Meckel's reforms are credited with Japan's overwhelming victory over China in the First Sino-Japanese War of 1894–1895.

However, Meckel's tactical over-reliance on the use of infantry in offensive campaigns was later considered to have contributed to the large number of Japanese casualties in the subsequent Russo-Japanese War of 1904–1905.
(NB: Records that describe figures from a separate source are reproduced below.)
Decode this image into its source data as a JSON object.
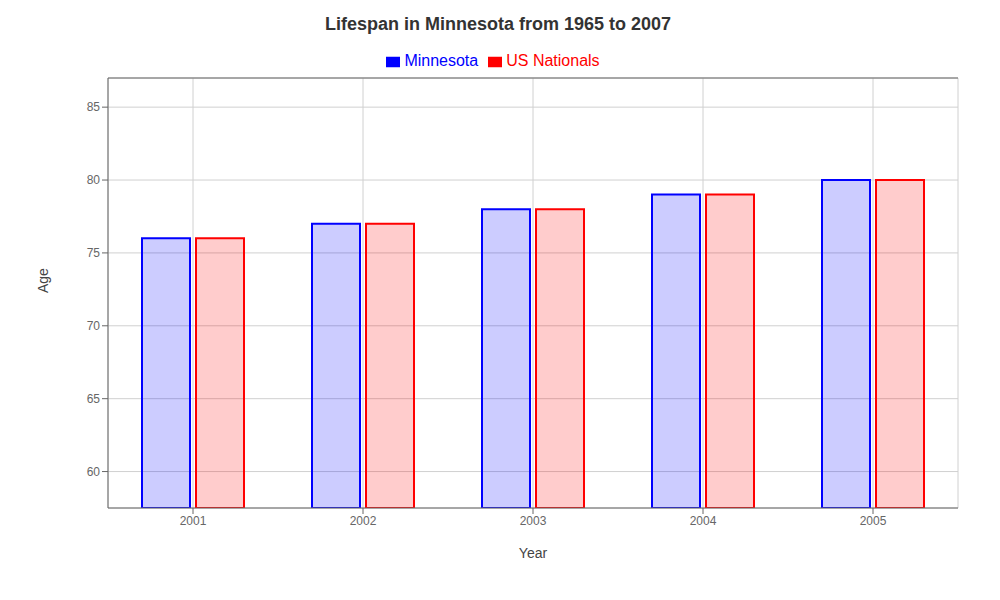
{
  "chart_data": {
    "type": "bar",
    "title": "Lifespan in Minnesota from 1965 to 2007",
    "x_label": "Year",
    "y_label": "Age",
    "categories": [
      "2001",
      "2002",
      "2003",
      "2004",
      "2005"
    ],
    "series": [
      {
        "name": "Minnesota",
        "color": "#0000ff",
        "values": [
          76,
          77,
          78,
          79,
          80
        ]
      },
      {
        "name": "US Nationals",
        "color": "#ff0000",
        "values": [
          76,
          77,
          78,
          79,
          80
        ]
      }
    ],
    "ylim": [
      57.5,
      87
    ],
    "yticks": [
      60,
      65,
      70,
      75,
      80,
      85
    ],
    "grid": true,
    "legend": "top"
  }
}
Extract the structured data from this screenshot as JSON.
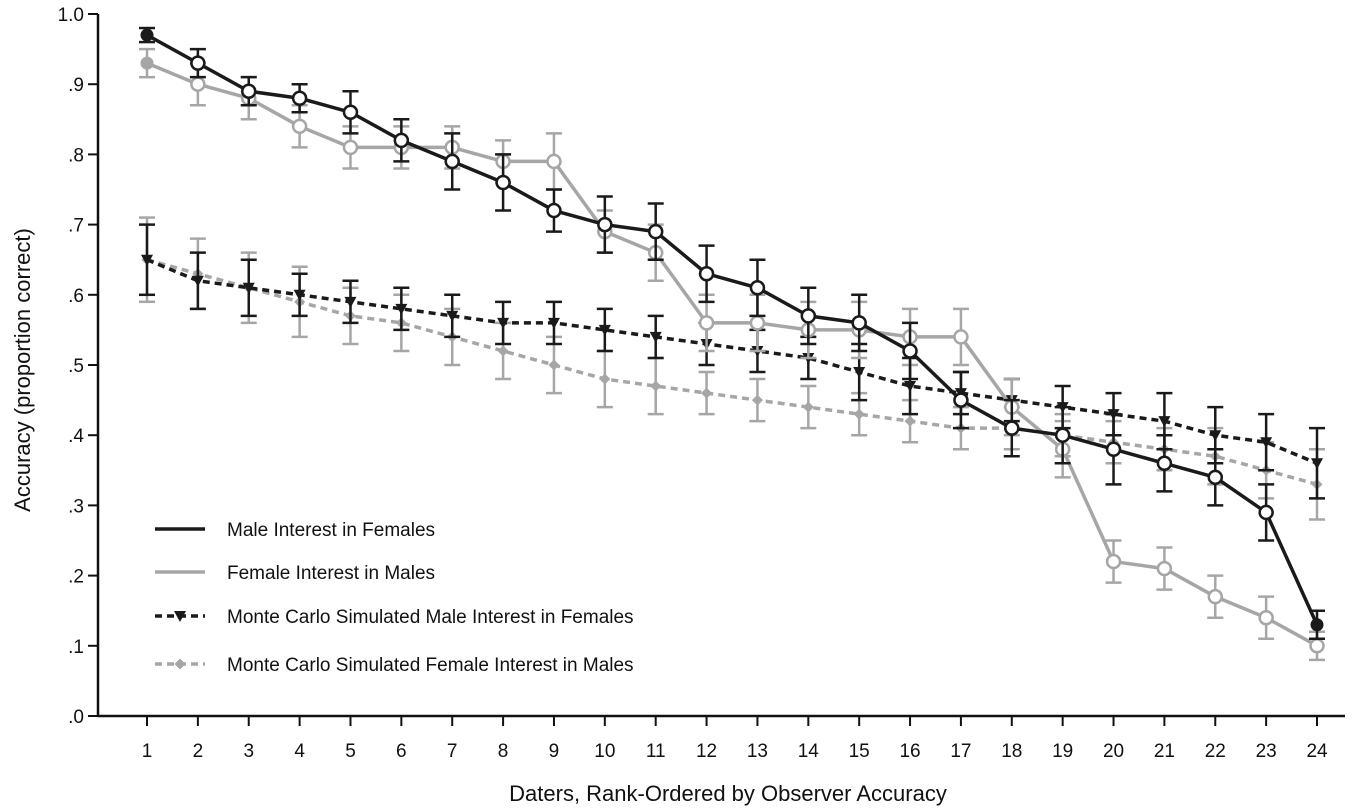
{
  "chart_data": {
    "type": "line",
    "title": "",
    "xlabel": "Daters, Rank-Ordered by Observer Accuracy",
    "ylabel": "Accuracy (proportion correct)",
    "x": [
      1,
      2,
      3,
      4,
      5,
      6,
      7,
      8,
      9,
      10,
      11,
      12,
      13,
      14,
      15,
      16,
      17,
      18,
      19,
      20,
      21,
      22,
      23,
      24
    ],
    "x_tick_labels": [
      "1",
      "2",
      "3",
      "4",
      "5",
      "6",
      "7",
      "8",
      "9",
      "10",
      "11",
      "12",
      "13",
      "14",
      "15",
      "16",
      "17",
      "18",
      "19",
      "20",
      "21",
      "22",
      "23",
      "24"
    ],
    "y_tick_values": [
      0,
      0.1,
      0.2,
      0.3,
      0.4,
      0.5,
      0.6,
      0.7,
      0.8,
      0.9,
      1.0
    ],
    "y_tick_labels": [
      ".0",
      ".1",
      ".2",
      ".3",
      ".4",
      ".5",
      ".6",
      ".7",
      ".8",
      ".9",
      "1.0"
    ],
    "xlim": [
      0.5,
      24.5
    ],
    "ylim": [
      0,
      1.0
    ],
    "grid": false,
    "legend_position": "bottom-left",
    "series": [
      {
        "name": "Male Interest in Females",
        "color": "#1a1a1a",
        "line_style": "solid",
        "marker": "open-circle",
        "values": [
          0.97,
          0.93,
          0.89,
          0.88,
          0.86,
          0.82,
          0.79,
          0.76,
          0.72,
          0.7,
          0.69,
          0.63,
          0.61,
          0.57,
          0.56,
          0.52,
          0.45,
          0.41,
          0.4,
          0.38,
          0.36,
          0.34,
          0.29,
          0.13
        ],
        "errors": [
          0.01,
          0.02,
          0.02,
          0.02,
          0.03,
          0.03,
          0.04,
          0.04,
          0.03,
          0.04,
          0.04,
          0.04,
          0.04,
          0.04,
          0.04,
          0.04,
          0.04,
          0.04,
          0.04,
          0.05,
          0.04,
          0.04,
          0.04,
          0.02
        ]
      },
      {
        "name": "Female Interest in Males",
        "color": "#a6a6a6",
        "line_style": "solid",
        "marker": "open-circle",
        "values": [
          0.93,
          0.9,
          0.88,
          0.84,
          0.81,
          0.81,
          0.81,
          0.79,
          0.79,
          0.69,
          0.66,
          0.56,
          0.56,
          0.55,
          0.55,
          0.54,
          0.54,
          0.44,
          0.38,
          0.22,
          0.21,
          0.17,
          0.14,
          0.1
        ],
        "errors": [
          0.02,
          0.03,
          0.03,
          0.03,
          0.03,
          0.03,
          0.03,
          0.03,
          0.04,
          0.03,
          0.04,
          0.04,
          0.04,
          0.04,
          0.04,
          0.04,
          0.04,
          0.04,
          0.04,
          0.03,
          0.03,
          0.03,
          0.03,
          0.02
        ]
      },
      {
        "name": "Monte Carlo Simulated Male Interest in Females",
        "color": "#1a1a1a",
        "line_style": "dashed",
        "marker": "filled-triangle-down",
        "values": [
          0.65,
          0.62,
          0.61,
          0.6,
          0.59,
          0.58,
          0.57,
          0.56,
          0.56,
          0.55,
          0.54,
          0.53,
          0.52,
          0.51,
          0.49,
          0.47,
          0.46,
          0.45,
          0.44,
          0.43,
          0.42,
          0.4,
          0.39,
          0.36
        ],
        "errors": [
          0.05,
          0.04,
          0.04,
          0.03,
          0.03,
          0.03,
          0.03,
          0.03,
          0.03,
          0.03,
          0.03,
          0.03,
          0.03,
          0.03,
          0.04,
          0.04,
          0.03,
          0.03,
          0.03,
          0.03,
          0.04,
          0.04,
          0.04,
          0.05
        ]
      },
      {
        "name": "Monte Carlo Simulated Female Interest in Males",
        "color": "#a6a6a6",
        "line_style": "dashed",
        "marker": "filled-diamond",
        "values": [
          0.65,
          0.63,
          0.61,
          0.59,
          0.57,
          0.56,
          0.54,
          0.52,
          0.5,
          0.48,
          0.47,
          0.46,
          0.45,
          0.44,
          0.43,
          0.42,
          0.41,
          0.41,
          0.4,
          0.39,
          0.38,
          0.37,
          0.35,
          0.33
        ],
        "errors": [
          0.06,
          0.05,
          0.05,
          0.05,
          0.04,
          0.04,
          0.04,
          0.04,
          0.04,
          0.04,
          0.04,
          0.03,
          0.03,
          0.03,
          0.03,
          0.03,
          0.03,
          0.03,
          0.03,
          0.03,
          0.03,
          0.04,
          0.04,
          0.05
        ]
      }
    ]
  }
}
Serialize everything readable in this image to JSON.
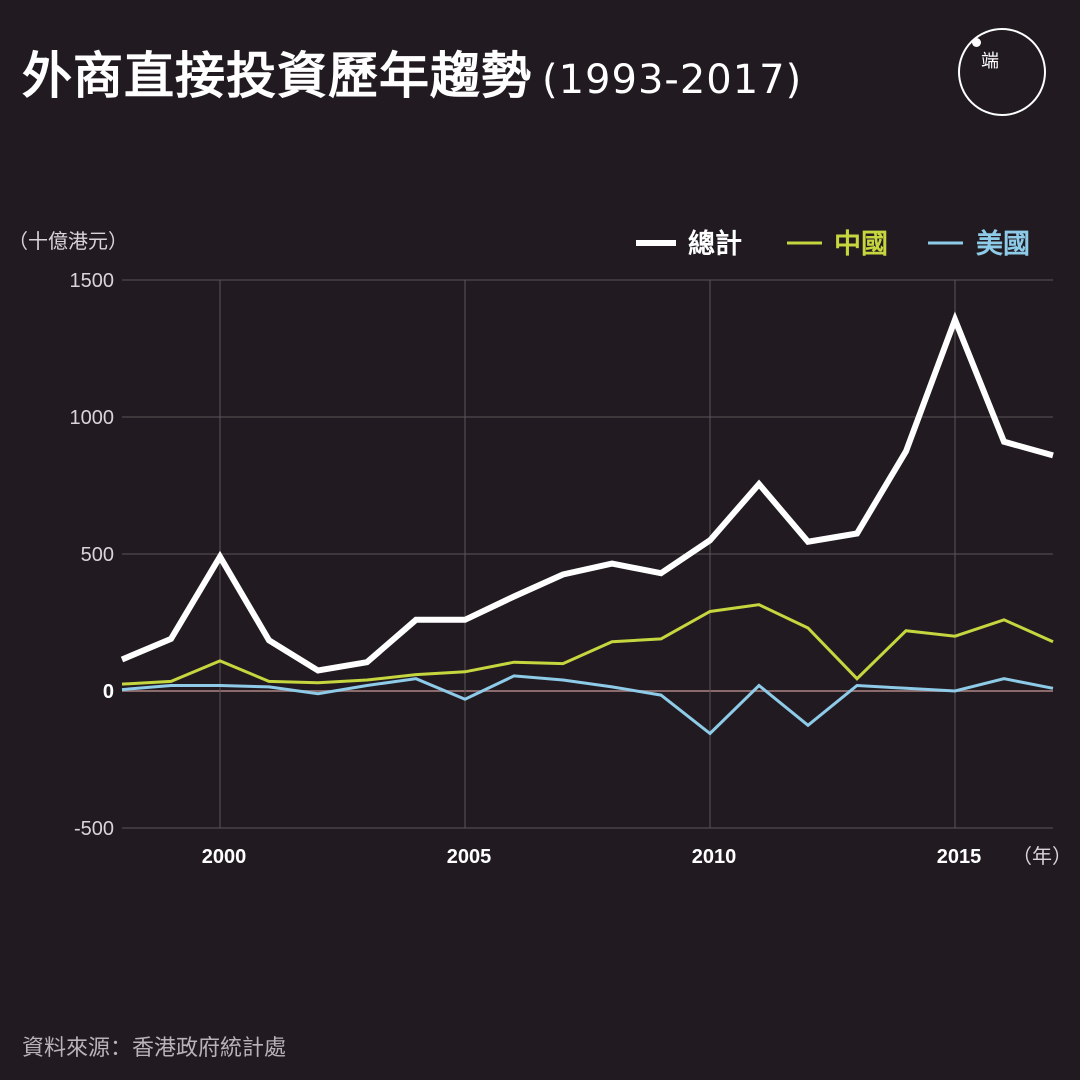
{
  "header": {
    "title": "外商直接投資歷年趨勢",
    "subtitle": "(1993-2017)",
    "logo_text": "端"
  },
  "footer": {
    "source": "資料來源：香港政府統計處"
  },
  "colors": {
    "background": "#211b21",
    "total": "#ffffff",
    "china": "#c5d63e",
    "usa": "#8ecbe8",
    "grid": "#5c5358",
    "zero_line": "#8a6a6a"
  },
  "chart_data": {
    "type": "line",
    "ylabel": "（十億港元）",
    "xlabel": "（年）",
    "ylim": [
      -500,
      1500
    ],
    "yticks": [
      -500,
      0,
      500,
      1000,
      1500
    ],
    "xticks": [
      2000,
      2005,
      2010,
      2015
    ],
    "grid": true,
    "legend_position": "top-right",
    "x": [
      1998,
      1999,
      2000,
      2001,
      2002,
      2003,
      2004,
      2005,
      2006,
      2007,
      2008,
      2009,
      2010,
      2011,
      2012,
      2013,
      2014,
      2015,
      2016,
      2017
    ],
    "series": [
      {
        "name": "總計",
        "color": "#ffffff",
        "values": [
          115,
          190,
          490,
          185,
          75,
          105,
          260,
          260,
          345,
          425,
          465,
          430,
          550,
          755,
          545,
          575,
          875,
          1355,
          910,
          860
        ]
      },
      {
        "name": "中國",
        "color": "#c5d63e",
        "values": [
          25,
          35,
          110,
          35,
          30,
          40,
          60,
          70,
          105,
          100,
          180,
          190,
          290,
          315,
          230,
          45,
          220,
          200,
          260,
          180
        ]
      },
      {
        "name": "美國",
        "color": "#8ecbe8",
        "values": [
          5,
          20,
          20,
          15,
          -10,
          20,
          45,
          -30,
          55,
          40,
          15,
          -15,
          -155,
          20,
          -125,
          20,
          10,
          0,
          45,
          10
        ]
      }
    ]
  }
}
===On the German General Staff===
On his return to Germany, Meckel first served in the 57th Infantry Regiment before becoming commander of the 88th Infantry Regiment in the Fortress of Mainz. He subsequently was promoted to major general in 1894, by this time being heading the military history department of the German General Staff. He also edited the 2nd and 3rd editions of Paul Bronsart von Schellendorff's Duties of the General Staff (Der Dienst des Generalstabes). He became a senior department head (Oberquartiermeister) in 1895. However he was disliked by German Emperor Wilhelm II, who opposed his elevation into the ranks of Prussian peerage. He eventually was reassigned to command the 8th Infantry Brigade, but retired from active service shortly thereafter. He settled in Lichterfelde, near Berlin, and died there on July 5, 1906.